I riferimenti che gli Utopia Strong chiamano in causa sono Tim Hecker, The Necks e Bohren Und Der Club Of Gore; se questo non dovesse bastare a darvi un’idea della loro musica, un gigante dell’elettronica britannica come Andrew Weatherall li definì gnostic sonics in a nutshell, espressione di difficile traduzione, ma che rende bene l’idea. Un’elettronica gnostica, in odore di meditazione e spiritualità assortite, che non può non scomodare i classici riferimenti a kosmische musik, Berlin School, Brian Eno e via dicendo: i drone ambient albeggiano nell’iniziale “Trident Of Fire” e i synth gorgheggiano in “Persephone Sleeps”, percorsi che portano all’enigmatico muro di suono di “The Shepherdess”, attraversata da venature jazz-core. “Spirits From The Deep” indugia su tastierine giocattolo, “The Islanders” campiona singhiozzi di gabbiani e balbettii umani, “Disaster 2” è una bordata di zampogne e synth, mentre “Revelations” è inquinata via via da rumori industrial, dopo una partenza in sordina su una traccia di pianoforte. La title-track si dilunga ancora in tastiere e fiati post-kosmische, mentre il finale di “Castalia” vira verso una techno danzereccia, con basso tremolante e violini gigioni, in forte contrasto col resto del disco.

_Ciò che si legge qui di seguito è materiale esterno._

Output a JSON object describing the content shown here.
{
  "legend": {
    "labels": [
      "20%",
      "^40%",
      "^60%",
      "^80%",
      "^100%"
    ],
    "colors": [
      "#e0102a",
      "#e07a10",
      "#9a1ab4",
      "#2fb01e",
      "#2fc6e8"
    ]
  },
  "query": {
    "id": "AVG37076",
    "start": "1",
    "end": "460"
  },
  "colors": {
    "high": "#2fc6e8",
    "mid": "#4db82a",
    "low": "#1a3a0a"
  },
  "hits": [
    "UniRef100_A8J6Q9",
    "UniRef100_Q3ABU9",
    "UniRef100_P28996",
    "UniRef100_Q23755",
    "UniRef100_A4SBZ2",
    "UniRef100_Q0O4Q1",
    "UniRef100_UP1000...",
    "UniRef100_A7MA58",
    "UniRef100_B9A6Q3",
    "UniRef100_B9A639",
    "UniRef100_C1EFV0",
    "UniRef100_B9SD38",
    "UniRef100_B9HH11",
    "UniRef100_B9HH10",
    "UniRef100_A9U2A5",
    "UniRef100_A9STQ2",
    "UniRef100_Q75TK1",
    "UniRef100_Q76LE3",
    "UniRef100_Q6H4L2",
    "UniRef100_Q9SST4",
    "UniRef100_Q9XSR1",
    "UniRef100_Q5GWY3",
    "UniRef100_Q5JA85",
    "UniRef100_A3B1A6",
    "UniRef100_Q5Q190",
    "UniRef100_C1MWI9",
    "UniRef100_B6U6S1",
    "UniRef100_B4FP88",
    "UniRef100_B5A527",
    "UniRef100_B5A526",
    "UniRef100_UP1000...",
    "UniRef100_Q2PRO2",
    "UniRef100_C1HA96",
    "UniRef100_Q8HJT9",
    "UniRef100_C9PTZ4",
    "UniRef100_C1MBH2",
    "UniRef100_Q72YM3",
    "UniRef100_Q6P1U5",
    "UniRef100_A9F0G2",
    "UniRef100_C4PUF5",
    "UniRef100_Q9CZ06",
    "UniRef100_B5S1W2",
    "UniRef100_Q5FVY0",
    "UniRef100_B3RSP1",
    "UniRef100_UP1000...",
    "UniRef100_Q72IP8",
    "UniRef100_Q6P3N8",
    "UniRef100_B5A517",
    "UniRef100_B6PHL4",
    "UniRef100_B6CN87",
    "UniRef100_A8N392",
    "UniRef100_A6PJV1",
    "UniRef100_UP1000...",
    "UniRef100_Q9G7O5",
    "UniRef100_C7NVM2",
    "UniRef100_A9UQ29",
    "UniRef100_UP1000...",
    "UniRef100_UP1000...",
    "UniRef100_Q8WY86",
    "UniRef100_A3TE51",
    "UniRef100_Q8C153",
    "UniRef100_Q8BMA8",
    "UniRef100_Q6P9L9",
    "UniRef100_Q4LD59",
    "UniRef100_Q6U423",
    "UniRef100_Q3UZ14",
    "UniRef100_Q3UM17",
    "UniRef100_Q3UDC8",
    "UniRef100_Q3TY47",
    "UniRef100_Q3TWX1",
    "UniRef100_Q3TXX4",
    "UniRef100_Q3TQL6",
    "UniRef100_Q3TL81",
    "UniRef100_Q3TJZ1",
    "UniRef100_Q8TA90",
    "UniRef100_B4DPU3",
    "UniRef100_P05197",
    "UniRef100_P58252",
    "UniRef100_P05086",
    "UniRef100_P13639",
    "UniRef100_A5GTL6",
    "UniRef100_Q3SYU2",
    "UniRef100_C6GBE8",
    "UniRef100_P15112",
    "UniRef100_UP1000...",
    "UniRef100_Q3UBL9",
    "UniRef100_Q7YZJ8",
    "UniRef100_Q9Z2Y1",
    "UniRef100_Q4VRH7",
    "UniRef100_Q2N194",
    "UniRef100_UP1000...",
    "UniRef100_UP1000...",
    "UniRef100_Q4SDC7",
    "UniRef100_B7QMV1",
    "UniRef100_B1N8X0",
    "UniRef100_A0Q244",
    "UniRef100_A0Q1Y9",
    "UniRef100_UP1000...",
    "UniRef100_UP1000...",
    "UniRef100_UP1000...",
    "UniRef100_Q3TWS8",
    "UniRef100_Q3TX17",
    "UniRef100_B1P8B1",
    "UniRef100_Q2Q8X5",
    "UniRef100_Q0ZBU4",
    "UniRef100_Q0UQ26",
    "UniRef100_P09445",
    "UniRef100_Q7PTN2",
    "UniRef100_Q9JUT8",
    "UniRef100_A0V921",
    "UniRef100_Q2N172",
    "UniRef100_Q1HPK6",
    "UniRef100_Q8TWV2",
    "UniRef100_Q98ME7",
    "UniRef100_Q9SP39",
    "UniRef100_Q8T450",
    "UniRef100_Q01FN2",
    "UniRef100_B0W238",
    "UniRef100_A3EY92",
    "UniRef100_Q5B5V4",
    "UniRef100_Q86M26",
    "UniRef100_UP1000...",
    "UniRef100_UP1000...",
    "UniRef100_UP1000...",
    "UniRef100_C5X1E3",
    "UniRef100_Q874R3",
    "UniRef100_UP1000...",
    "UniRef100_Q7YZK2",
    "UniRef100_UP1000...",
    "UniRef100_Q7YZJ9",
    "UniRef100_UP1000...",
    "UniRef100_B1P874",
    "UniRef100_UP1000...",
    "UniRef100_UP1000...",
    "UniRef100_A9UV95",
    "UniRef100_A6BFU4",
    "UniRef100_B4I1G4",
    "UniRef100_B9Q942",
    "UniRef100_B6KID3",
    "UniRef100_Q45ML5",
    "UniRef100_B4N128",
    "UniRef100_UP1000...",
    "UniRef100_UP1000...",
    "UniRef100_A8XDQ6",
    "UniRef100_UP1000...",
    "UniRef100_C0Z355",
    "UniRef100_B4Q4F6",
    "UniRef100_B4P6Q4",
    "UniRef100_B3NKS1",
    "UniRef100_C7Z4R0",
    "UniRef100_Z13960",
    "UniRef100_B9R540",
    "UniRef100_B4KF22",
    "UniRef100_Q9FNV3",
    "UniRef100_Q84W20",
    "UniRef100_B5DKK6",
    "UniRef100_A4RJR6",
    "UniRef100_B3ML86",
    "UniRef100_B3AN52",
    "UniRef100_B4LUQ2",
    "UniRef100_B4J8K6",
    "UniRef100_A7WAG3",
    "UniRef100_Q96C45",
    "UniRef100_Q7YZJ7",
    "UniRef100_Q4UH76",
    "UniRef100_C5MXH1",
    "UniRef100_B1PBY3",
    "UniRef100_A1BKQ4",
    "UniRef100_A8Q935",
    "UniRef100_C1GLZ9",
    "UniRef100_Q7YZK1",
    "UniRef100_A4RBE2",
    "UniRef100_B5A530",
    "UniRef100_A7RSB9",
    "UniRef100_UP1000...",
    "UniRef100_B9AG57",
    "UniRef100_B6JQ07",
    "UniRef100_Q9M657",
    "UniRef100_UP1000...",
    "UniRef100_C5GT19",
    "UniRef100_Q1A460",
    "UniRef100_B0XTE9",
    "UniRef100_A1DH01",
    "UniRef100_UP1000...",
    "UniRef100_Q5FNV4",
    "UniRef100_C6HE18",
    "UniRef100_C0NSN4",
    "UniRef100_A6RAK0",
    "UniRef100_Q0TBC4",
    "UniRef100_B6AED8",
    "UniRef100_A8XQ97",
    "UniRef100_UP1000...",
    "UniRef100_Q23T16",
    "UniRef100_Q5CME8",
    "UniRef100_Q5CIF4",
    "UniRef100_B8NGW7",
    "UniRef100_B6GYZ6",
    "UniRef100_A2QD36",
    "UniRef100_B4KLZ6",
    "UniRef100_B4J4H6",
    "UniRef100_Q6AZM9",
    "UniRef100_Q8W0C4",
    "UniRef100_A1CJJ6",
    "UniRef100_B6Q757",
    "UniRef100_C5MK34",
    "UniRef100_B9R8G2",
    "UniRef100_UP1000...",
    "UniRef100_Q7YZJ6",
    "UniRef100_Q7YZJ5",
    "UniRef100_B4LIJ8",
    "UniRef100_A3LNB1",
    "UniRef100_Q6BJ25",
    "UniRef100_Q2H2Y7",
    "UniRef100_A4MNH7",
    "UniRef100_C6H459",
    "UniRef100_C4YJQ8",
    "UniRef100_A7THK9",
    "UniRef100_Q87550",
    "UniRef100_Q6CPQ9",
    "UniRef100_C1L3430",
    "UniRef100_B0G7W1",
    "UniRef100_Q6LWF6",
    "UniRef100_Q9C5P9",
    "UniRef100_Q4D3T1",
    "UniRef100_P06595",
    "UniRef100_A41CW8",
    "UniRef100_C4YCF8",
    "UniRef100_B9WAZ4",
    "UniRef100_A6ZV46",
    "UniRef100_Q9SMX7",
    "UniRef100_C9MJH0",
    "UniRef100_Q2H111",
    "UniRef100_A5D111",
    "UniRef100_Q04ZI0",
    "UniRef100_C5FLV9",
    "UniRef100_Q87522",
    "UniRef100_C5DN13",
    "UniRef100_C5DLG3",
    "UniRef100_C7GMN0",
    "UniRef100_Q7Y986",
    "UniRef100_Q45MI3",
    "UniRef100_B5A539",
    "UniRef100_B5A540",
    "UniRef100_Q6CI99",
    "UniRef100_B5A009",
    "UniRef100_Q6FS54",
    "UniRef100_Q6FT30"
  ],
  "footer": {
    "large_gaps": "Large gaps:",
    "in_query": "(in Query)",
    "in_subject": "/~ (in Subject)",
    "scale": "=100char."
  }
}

Gli Utopia Strong stimolano sensazioni antiche con suoni moderni, per riprendere la definizione di Weatherall, nell’eterno intreccio tra arcaico e futuristico, roba che Aphex Twin, Boards Of Canada e Autechre conoscono bene. Tuttavia, International Treasure ricorda anche le malinconie da Atlantico settentrionale di múm e di certi Sigur Rós (riascoltare “Hlemmur Soundtrack”), dove l’elettronica veniva spesso accostata a violini, corni francesi e altri strumenti orchestrali, così da creare in altro modo il contrasto tra epoche diverse. Una sfida non particolarmente originale, ma vinta con gran classe.